Alors qu’elles sont pour Malraux, Gide, Martin du Gard, Duhamel, Bernanos, Aragon, Nizan, etc. les années du succès grandissant (et, souvent, de l’engagement politique), les années trente sont pour Sartre celles des tentatives laborieuses et de l’angoisse, pour lui qui est si pressé d’« arriver ».
Entre 1931 et 1936, il est professeur de philosophie au Havre et habite l’hôtel Printania (dans le triangle de la rue Charles Laffitte).
En 1933-34, il est à l’Institut français de Berlin. Il se plonge dans Husserl, qui sera son cheval de bataille jusqu’à la guerre. Absorbé par son travail de recherche et estimant que le nazisme s’éteindra aussi vite qu’il est apparu, il est alors spectateur non-engagé. Il écrit aussi La Nausée (titre initial : Melancholia).

À la rentrée 1937, il devient professeur au lycée Pasteur à Neuilly et son premier livre est édité : La Nausée est publiée en 1938 et Le Mur début 1939. Le succès est immédiat. La Nouvelle Revue Française et Europe sollicitent ses articles.

Mobilisé en 1939, il est fait prisonnier de guerre. Relâché en 1941, il retrouve son poste au lycée Pasteur et s’installe avec Simone Beauvoir à l’hôtel Mistral, derrière la gare Montparnasse. Il est nommé en automne 1941 professeur de khâgne au lycée Condorcet, où il assure trois demi-journées d’enseignement hebdomadaire jusqu’en 1944.
Son adhésion au Comité National des Écrivains est refusée en 1941 car il est suspect aux yeux des résistants, et peut-être son amitié passée avec Paul Nizan, qui a rompu avec le PC en 1939, ne lui porte t-elle pas chance. Sartre adhère avec succès deux ans plus tard.

En 1943, Beauvoir et Sartre s’installent hôtel de la Louisiane, rue de Seine. En juin est publié L’Être et le néant. Les Mouches et Huis-clos sont jouées en mai 1944. Fin juin, Sartre décide de ne plus se consacrer qu’à l’écriture. En parallèle, il écrit aussi bien pour Comœdia [1] que pour Les Lettres françaises clandestines.
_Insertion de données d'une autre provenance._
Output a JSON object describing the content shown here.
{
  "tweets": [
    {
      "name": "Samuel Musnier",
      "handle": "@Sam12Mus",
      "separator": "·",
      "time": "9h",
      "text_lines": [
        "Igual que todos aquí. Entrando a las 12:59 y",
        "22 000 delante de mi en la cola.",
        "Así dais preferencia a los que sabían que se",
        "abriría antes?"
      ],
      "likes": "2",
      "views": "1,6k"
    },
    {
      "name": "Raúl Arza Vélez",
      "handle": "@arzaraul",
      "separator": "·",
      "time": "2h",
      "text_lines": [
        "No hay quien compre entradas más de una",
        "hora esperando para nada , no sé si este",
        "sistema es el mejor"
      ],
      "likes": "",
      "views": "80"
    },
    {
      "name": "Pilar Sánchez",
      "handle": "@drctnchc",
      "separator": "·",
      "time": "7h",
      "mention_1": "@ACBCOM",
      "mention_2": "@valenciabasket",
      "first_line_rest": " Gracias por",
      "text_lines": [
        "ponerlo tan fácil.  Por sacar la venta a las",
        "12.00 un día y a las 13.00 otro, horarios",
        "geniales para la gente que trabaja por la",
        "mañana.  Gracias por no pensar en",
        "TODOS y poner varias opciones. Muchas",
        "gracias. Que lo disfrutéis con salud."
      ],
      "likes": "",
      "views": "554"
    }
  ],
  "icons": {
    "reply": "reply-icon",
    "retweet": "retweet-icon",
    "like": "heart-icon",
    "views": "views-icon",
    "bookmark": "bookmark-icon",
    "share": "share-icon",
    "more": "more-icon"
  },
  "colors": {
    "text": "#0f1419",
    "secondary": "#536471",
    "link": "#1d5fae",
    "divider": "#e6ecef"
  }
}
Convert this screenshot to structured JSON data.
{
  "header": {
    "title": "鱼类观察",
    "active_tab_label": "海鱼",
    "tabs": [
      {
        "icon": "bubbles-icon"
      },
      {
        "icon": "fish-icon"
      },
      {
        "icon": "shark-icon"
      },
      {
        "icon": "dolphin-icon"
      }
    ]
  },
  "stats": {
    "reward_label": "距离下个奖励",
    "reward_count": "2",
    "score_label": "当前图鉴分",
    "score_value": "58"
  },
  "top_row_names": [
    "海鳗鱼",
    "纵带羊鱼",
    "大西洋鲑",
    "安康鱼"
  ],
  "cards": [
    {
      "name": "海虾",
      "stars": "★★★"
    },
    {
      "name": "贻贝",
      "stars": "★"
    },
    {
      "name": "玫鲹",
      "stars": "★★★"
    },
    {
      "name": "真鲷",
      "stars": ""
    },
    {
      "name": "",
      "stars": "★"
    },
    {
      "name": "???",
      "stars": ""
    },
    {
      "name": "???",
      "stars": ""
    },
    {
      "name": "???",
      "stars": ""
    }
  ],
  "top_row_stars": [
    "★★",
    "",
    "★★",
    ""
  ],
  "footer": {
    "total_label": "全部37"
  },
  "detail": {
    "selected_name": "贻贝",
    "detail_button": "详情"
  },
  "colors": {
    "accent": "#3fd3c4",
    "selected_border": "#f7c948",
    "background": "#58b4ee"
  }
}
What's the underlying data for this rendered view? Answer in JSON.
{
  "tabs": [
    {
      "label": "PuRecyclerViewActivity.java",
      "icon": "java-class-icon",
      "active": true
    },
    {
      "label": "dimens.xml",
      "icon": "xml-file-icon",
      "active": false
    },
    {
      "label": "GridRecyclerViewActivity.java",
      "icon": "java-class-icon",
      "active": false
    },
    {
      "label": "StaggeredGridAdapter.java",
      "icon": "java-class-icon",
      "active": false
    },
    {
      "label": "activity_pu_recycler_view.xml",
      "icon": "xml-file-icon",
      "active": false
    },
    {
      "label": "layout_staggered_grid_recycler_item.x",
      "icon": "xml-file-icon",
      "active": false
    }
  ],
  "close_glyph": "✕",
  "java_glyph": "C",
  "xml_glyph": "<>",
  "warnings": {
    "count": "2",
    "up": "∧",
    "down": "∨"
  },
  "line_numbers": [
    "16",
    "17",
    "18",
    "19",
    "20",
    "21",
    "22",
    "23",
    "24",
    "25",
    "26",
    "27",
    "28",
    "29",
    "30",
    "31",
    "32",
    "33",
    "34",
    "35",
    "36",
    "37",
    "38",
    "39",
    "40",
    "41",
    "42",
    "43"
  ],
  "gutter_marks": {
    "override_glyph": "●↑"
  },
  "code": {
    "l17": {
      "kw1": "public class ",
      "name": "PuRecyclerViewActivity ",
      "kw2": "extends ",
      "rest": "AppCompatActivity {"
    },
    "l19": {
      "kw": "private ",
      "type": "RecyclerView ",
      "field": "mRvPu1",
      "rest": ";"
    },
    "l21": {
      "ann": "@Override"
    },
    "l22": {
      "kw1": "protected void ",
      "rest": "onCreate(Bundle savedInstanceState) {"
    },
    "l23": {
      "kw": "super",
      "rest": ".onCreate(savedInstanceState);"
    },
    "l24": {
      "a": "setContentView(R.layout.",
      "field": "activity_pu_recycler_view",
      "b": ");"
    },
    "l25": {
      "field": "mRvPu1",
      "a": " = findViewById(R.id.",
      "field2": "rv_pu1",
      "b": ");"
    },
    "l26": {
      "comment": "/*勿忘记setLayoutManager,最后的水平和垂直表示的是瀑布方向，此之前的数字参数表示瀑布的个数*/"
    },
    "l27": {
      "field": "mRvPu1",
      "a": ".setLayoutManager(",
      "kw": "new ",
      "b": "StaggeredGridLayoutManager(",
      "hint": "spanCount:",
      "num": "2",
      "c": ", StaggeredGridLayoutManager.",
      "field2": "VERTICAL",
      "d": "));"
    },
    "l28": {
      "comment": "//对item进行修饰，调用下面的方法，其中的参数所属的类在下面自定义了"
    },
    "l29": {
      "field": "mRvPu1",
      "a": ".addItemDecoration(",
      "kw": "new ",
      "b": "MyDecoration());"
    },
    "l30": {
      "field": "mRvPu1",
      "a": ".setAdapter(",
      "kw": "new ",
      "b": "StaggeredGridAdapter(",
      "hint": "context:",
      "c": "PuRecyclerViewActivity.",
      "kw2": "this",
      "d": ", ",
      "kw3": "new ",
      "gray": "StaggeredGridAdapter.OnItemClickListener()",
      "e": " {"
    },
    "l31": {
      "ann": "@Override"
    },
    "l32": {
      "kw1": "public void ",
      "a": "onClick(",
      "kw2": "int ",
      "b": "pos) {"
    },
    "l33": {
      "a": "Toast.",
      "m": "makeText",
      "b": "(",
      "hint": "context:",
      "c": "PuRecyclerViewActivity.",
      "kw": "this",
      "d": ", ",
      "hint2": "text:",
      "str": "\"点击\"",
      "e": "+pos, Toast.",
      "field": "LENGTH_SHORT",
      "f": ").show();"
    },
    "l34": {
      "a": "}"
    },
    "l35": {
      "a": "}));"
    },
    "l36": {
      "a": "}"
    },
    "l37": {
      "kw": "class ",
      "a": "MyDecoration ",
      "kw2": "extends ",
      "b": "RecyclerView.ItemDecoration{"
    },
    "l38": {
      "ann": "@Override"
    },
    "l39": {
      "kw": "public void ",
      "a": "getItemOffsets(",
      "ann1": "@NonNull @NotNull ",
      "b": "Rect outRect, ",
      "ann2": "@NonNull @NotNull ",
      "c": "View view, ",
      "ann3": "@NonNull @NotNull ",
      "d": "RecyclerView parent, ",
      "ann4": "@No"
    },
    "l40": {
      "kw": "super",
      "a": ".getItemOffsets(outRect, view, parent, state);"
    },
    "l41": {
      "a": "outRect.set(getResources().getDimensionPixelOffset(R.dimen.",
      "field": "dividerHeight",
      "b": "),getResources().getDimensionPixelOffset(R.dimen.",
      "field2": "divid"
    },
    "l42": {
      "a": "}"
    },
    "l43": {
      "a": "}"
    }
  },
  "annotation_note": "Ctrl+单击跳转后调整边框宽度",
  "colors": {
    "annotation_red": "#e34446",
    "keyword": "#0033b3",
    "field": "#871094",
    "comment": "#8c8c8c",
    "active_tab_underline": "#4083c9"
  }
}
En août 1944, il est avec Camus le héros de la presse libre, parcourant les rues de la capitale et faisant pour le journal Combat le récit de la Libération (quelques semaines plus tard, il sera envoyé spécial du Figaro aux États-Unis).
Il expliquera plus tard (entre autres dans Situations en 1976) que son ambition jusqu’à la guerre était d’être « l’homme seul » et libre qui vit en-dehors de la société, écrit envers et contre tout, et en particulier contre la bourgeoisie.

La guerre le transforme donc en « écrivain engagé ». Engagé comment ? Il crée au printemps 1941 le groupe clandestin « Socialisme et liberté » avec Beauvoir, Merleau-Ponty, Jean-Toussaint et Dominique Desanti [2], Jean Kanapa, des étudiants de l’École normale… À l’époque, les communistes se sentent encore muselés par le pacte germano-soviétique, qu’Hitler rompt en juin 1941.
Le groupe « Socialisme et liberté » tient ses réunions dans des chambres d’hôtels ou à La Closerie des Lilas. En juin 1941, il regroupe une cinquantaine de personnes.
En août, Sartre et Beauvoir vont chercher le soutien de deux André : Gide à Grasse et Malraux au Cap d’Ail, près de Saint-Jean-Cap-Ferrat. Mais Gide est indécis et Malraux pas encore prêt. La déception et le découragement sont-ils trop grands ? « Socialisme et liberté » disparaît rapidement. Sartre se dit alors qu’à défaut de résister activement, il va écrire. De ce point de vue, l’année 1943 est, on l’a vu, fructueuse. Au printemps 1943, il se rapproche de Pierre Kaan, du Comité National de la Résistance, venu à Paris créer des groupes de sabotage, les groupes AGATE. Ces groupes sont démantelés par les allemands en 1943, et les velléités résistantes de Sartre disparaissent avec eux à la fin de cette année.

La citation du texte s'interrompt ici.